Si nous n’agissons pas, la situation finira par atteindre un point de non-retour. Pour l’instant, les parcs à déchets plastiques occupent une bonne partie de la planète. Ils tournent sans contrôle, car ils sont piégés par les courants des cinq plus grands gyres ou tourbillons océaniques. Même si nous arrêtions, les plastiques existants ne se décomposeront pas avant mille ans.
En revanche, cela ne résout pas le problème. Sa dégradation altère terriblement l’écosystème marin, car elle libère des produits chimiques toxiques dont les effets sont étudiés avec des résultats très déplorables. On sait par exemple que certains plastiques qui se dégradent précocement libèrent des dérivés de BPA ou de styrène, ce qui altère le fonctionnement de diverses hormones et provoque des problèmes de reproduction chez la faune. Dans EcologyVerde, nous montrons 5 inventions pour nettoyer les océans du plastique.
Dimensions inconnues
« Un nouvel habitat a été créé, une situation horrible sans précédent dans l’histoire de la planète », déclare Mike Moore, chercheur à l’Institut de recherche marine Algalita en Californie, aux États-Unis. L’expert souligne les soi-disant « soupes de plastique », dans lesquelles la faune marine est obligée de vivre, dans un environnement qui comporte également des risques de noyade et d’accidents qui mettent fin à la vie de nombreux animaux.
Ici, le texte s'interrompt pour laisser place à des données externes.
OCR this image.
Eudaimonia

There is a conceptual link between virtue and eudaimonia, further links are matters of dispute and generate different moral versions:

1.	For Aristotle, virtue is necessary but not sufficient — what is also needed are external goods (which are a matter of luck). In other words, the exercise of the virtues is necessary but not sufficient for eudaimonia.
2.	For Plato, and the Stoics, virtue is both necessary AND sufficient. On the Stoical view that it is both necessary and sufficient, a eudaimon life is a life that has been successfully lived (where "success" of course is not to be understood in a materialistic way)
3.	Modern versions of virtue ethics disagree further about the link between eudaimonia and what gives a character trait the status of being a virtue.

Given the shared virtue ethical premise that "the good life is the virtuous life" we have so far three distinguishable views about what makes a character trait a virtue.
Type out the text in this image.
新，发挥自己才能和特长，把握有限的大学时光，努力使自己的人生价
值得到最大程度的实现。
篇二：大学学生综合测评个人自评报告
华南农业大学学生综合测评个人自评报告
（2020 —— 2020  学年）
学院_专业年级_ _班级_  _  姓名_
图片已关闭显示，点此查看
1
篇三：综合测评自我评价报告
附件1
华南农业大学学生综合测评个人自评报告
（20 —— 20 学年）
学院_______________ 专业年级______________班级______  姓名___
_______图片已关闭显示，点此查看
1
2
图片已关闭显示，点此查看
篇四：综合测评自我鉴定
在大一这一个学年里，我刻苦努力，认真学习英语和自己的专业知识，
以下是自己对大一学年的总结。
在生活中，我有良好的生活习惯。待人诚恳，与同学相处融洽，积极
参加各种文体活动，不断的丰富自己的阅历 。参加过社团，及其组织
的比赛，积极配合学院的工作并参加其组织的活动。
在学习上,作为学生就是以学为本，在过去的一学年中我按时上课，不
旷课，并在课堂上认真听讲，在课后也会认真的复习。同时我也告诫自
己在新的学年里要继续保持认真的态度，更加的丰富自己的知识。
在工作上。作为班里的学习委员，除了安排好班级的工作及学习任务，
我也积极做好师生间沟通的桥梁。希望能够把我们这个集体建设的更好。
Les expériences réalisées en laboratoire indiquent que le polystyrène est particulièrement dangereux, dont la dégradation contamine l’eau avec des produits toxiques provenant d’énormes quantités de produits plastiques dérivants. Ses dimensions sont inconnues, car sous la surface, c’est-à-dire dans les profondeurs peu explorées, il peut y avoir une quantité inimaginable.
Pour nous donner une idée, on estime que les déchets plastiques océaniques dépassent les 5 000 milliards de morceaux de plastique, dont le poids avoisinera les 150 millions de tonnes, selon les chiffres de la Fondation Ellen MacArthur et du Five Gyres Institute de Los Angeles.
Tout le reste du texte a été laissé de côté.